Reducing duplicate code and simplifying well formed string copying

by adding a new class String_copier. This is a pre-requisite patch for MDEV-6566 and MDEV-6572, to avoid adding more similar code.
2025-07-27 18:02:13 +03:00 · 2015-02-27 16:26:12 +04:00
parent 2d01907c1d
commit 72d7b12b9c
7 changed files with 164 additions and 152 deletions
--- a/sql/sql_string.h
+++ b/sql/sql_string.h
@ -41,14 +41,70 @@ inline uint32 copy_and_convert(char *to, uint32 to_length,
 {
  return my_convert(to, to_length, to_cs, from, from_length, from_cs, errors);
 }
-uint32 well_formed_copy_nchars(CHARSET_INFO *to_cs,
-                               char *to, uint to_length,
-                               CHARSET_INFO *from_cs,
-                               const char *from, uint from_length,
-                               uint nchars,
-                               const char **well_formed_error_pos,
-                               const char **cannot_convert_error_pos,
-                               const char **from_end_pos);
+
+
+class String_copier
+{
+  const char *m_source_end_pos;
+  const char *m_well_formed_error_pos;
+  const char *m_cannot_convert_error_pos;
+public:
+  const char *source_end_pos() const
+  { return m_source_end_pos; }
+  const char *well_formed_error_pos() const
+  { return m_well_formed_error_pos; }
+  const char *cannot_convert_error_pos() const
+  { return m_cannot_convert_error_pos; }
+  const char *most_important_error_pos() const
+  {
+    return well_formed_error_pos() ? well_formed_error_pos() :
+                                     cannot_convert_error_pos();
+  }
+  /*
+     Copy a string. Fix bad bytes/characters one Unicode conversion,
+     break on bad bytes in case of non-Unicode copying.
+  */
+  uint well_formed_copy(CHARSET_INFO *to_cs, char *to, uint to_length,
+                        CHARSET_INFO *from_cs, const char *from,
+                        uint from_length, uint nchars);
+  // Same as above, but without the "nchars" limit.

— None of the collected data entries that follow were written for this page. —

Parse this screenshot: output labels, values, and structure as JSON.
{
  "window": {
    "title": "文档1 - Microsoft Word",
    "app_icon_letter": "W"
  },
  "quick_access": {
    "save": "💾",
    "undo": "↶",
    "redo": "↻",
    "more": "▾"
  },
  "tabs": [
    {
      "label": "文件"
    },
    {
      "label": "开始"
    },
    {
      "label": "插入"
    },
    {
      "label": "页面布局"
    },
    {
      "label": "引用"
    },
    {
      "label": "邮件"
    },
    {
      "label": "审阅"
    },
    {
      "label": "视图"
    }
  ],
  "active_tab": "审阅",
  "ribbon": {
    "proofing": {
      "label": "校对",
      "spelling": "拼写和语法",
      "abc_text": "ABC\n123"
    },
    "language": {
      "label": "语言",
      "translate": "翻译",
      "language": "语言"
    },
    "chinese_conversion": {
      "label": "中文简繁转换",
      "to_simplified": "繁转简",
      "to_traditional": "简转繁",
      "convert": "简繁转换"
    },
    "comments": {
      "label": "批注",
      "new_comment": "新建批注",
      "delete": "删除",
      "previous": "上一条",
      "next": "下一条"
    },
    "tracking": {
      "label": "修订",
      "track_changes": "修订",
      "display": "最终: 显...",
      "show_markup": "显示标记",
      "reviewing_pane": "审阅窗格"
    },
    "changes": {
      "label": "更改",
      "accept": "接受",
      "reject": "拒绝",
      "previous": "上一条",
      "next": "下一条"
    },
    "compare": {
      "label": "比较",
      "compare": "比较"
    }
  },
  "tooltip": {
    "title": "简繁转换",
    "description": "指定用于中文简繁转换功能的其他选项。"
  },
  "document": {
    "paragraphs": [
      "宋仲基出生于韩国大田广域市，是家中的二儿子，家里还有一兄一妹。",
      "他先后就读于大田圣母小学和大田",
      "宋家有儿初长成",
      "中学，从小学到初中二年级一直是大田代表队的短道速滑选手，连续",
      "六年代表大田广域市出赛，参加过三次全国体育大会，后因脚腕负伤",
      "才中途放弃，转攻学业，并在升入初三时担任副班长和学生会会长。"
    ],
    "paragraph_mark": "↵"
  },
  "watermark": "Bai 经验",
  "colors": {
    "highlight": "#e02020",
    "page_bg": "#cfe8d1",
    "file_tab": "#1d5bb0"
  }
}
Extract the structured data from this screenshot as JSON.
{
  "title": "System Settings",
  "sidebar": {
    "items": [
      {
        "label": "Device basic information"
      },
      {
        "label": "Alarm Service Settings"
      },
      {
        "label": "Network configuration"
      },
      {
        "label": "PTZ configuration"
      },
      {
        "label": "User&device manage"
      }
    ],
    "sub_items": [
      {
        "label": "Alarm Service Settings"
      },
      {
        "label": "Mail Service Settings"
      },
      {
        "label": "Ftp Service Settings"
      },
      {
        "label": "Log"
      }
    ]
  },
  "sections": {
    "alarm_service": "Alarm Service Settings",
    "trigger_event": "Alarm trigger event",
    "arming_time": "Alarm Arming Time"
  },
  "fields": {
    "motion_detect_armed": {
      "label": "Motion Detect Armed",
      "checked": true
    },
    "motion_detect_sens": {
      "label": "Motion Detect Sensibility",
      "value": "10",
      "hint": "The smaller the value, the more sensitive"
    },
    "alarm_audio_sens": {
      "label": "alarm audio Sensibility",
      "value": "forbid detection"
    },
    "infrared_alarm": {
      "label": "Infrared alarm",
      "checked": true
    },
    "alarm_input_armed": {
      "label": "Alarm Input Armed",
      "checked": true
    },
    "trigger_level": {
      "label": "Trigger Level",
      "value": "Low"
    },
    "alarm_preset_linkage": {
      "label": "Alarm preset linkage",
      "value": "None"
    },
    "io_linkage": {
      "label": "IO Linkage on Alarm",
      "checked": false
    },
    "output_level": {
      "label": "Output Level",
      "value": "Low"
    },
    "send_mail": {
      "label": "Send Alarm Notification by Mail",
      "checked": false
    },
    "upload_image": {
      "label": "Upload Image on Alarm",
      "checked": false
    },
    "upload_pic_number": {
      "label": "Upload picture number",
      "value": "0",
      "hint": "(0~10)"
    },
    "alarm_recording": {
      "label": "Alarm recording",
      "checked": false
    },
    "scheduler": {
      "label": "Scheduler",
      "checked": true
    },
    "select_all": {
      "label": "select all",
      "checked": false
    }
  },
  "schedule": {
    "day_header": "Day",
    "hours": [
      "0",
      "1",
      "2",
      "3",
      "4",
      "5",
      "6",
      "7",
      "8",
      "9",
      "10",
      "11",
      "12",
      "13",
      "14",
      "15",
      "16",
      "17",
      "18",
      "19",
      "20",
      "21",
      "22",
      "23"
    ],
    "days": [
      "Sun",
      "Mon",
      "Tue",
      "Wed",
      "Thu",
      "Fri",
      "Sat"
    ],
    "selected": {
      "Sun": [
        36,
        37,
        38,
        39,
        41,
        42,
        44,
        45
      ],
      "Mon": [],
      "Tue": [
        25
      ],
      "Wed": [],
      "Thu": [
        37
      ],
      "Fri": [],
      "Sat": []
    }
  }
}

+  uint well_formed_copy(CHARSET_INFO *to_cs, char *to, uint to_length,
+                        CHARSET_INFO *from_cs, const char *from,
+                        uint from_length)
+  {
+    return well_formed_copy(to_cs, to, to_length,
+                            from_cs, from, from_length,
+                            from_length /* No limit on "nchars"*/);
+  }
+  /*
+    Copy a string. If a bad byte sequence is found in case of non-Unicode
+    copying, continues processing and replaces bad bytes to '?'.
+  */
+  uint copy_fix(CHARSET_INFO *to_cs, char *to, uint to_length,
+                CHARSET_INFO *from_cs, const char *from, uint from_length)
+  {
+    uint length= well_formed_copy(to_cs, to, to_length,
+                                  from_cs, from, from_length,
+                                  from_length /* No limit on nchars */);
+    if (well_formed_error_pos() && source_end_pos() < from + from_length)
+    {
+      /*
+        There was an error and there are still some bytes in the source string.
+        This is possible if there were no character set conversion and a
+        malformed byte sequence was found. Copy the rest and replace bad
+        bytes to '?'. Note: m_source_end_pos is not updated!!!
+      */
+      uint dummy_errors;
+      length+= copy_and_convert(to + length, to_length - length, to_cs,
+                                source_end_pos(),
+                                from_length - (source_end_pos() - from),
+                                from_cs, &dummy_errors);
+    }
+    return length;
+  }
+};
+
+
 size_t my_copy_with_hex_escaping(CHARSET_INFO *cs,
                                 char *dst, size_t dstlen,
                                 const char *src, size_t srclen);